The Trinity Beast — Disaster Recovery Runbook

Operational procedures for every failure scenario — from routine to catastrophic

Version: 1.0 Updated: May 2026 Classification: Operational — Internal Use

Overview & Quick Reference

This runbook covers every failure scenario for The Trinity Beast Infrastructure. Each scenario includes severity, detection method, impact, step-by-step recovery, and verification. All commands use the KCC or direct API calls.

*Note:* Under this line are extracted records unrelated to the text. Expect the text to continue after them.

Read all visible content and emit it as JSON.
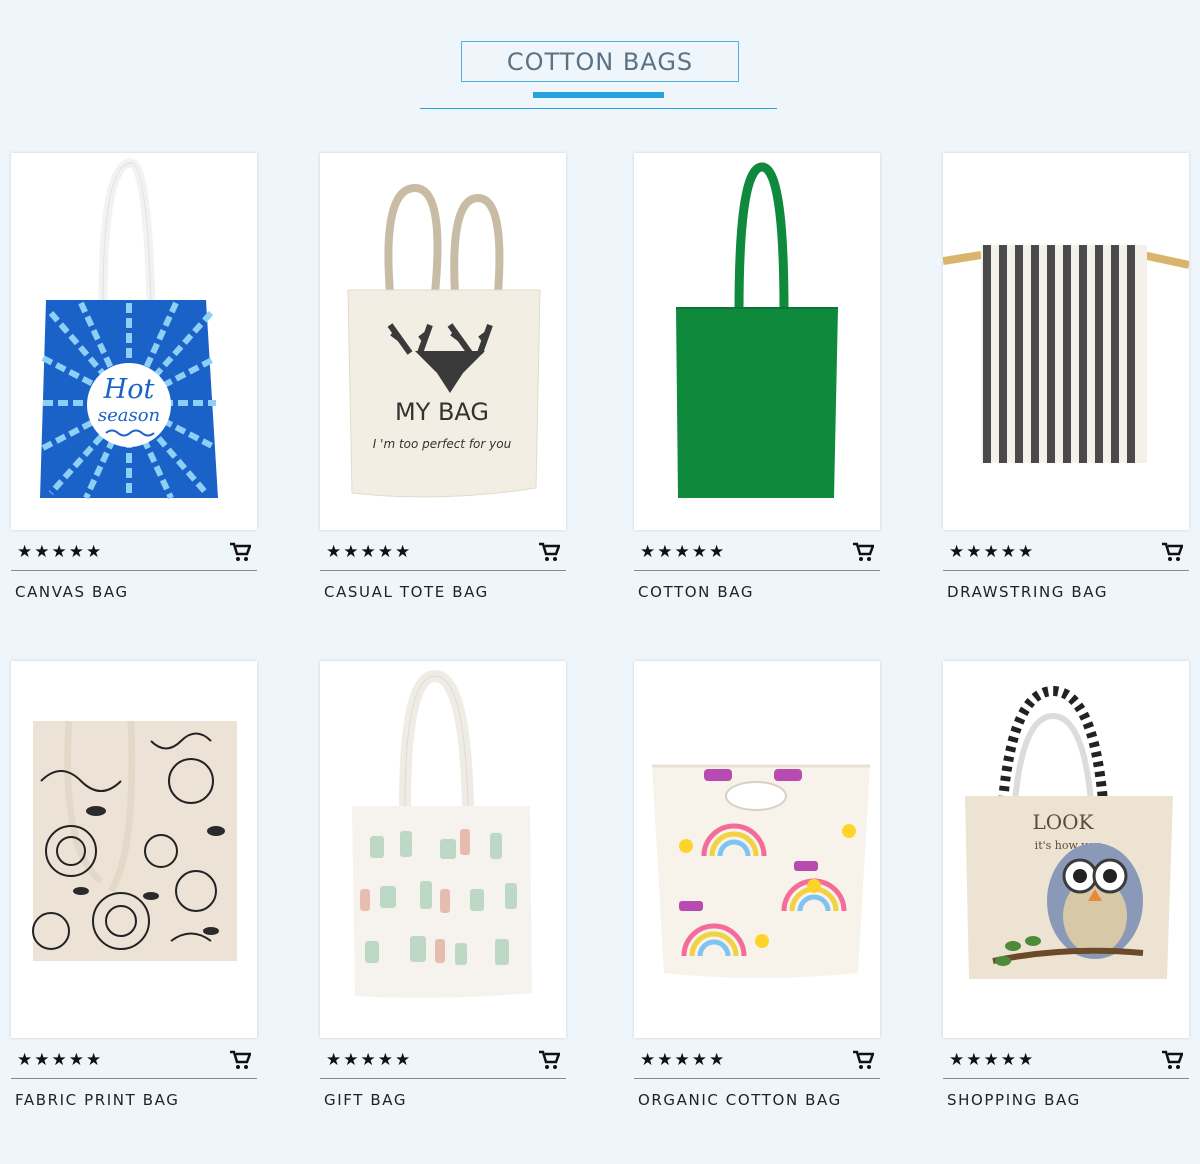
{
  "header": {
    "title": "COTTON BAGS"
  },
  "rating_display": "★★★★★",
  "products": [
    {
      "name": "CANVAS BAG",
      "print_text_1": "Hot",
      "print_text_2": "season"
    },
    {
      "name": "CASUAL TOTE BAG",
      "print_text_1": "MY BAG",
      "print_text_2": "I 'm too perfect for you"
    },
    {
      "name": "COTTON BAG"
    },
    {
      "name": "DRAWSTRING BAG"
    },
    {
      "name": "FABRIC PRINT BAG"
    },
    {
      "name": "GIFT BAG"
    },
    {
      "name": "ORGANIC COTTON BAG"
    },
    {
      "name": "SHOPPING BAG",
      "print_text_1": "LOOK",
      "print_text_2": "it's how you"
    }
  ],
  "colors": {
    "accent": "#29a3e0",
    "background": "#eef6fc",
    "green_bag": "#0f8a3c"
  },
  "icons": {
    "rating": "star-icon",
    "cart": "cart-icon"
  }
}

First Response — Always: Run bash scripts/kcc.sh health to assess the current state before taking any action.
ScenarioSeverityAuto-Recovery?RTO
Single container failureLowYes — ECS auto-replaces2-3 min
Full ECS cluster outageCriticalPartial — ECS attempts recovery5-10 min
Aurora failoverHighYes — automatic failover30-60 sec
Aurora data corruptionCriticalNo — manual PITR required15-30 min
ElastiCache failureMediumPartial — app degrades gracefully5-10 min
All WebSocket feeds lostMediumYes — auto-reconnect + REST fallback1-2 min
SQS queue backupLowYes — self-drainingMinutes
DNS failureCriticalNo — manual intervention5-15 min
CloudFront / website downMediumPartial — CloudFront auto-heals5-10 min
Lambda failureLowYes — retries automaticallyImmediate
WAF blocking legitimate trafficHighNo — manual rule adjustment5 min
Admin key compromiseCriticalNo — manual rotation2 min
Full region failureCriticalNo — requires multi-regionHours

Scenario 1: ECS Container Failure

LowOne of 3 containers stops responding

Detection: bash scripts/kcc.sh health shows 2/3 nodes. CloudWatch alarm TrinityBeast-API-5xx-Spike may fire.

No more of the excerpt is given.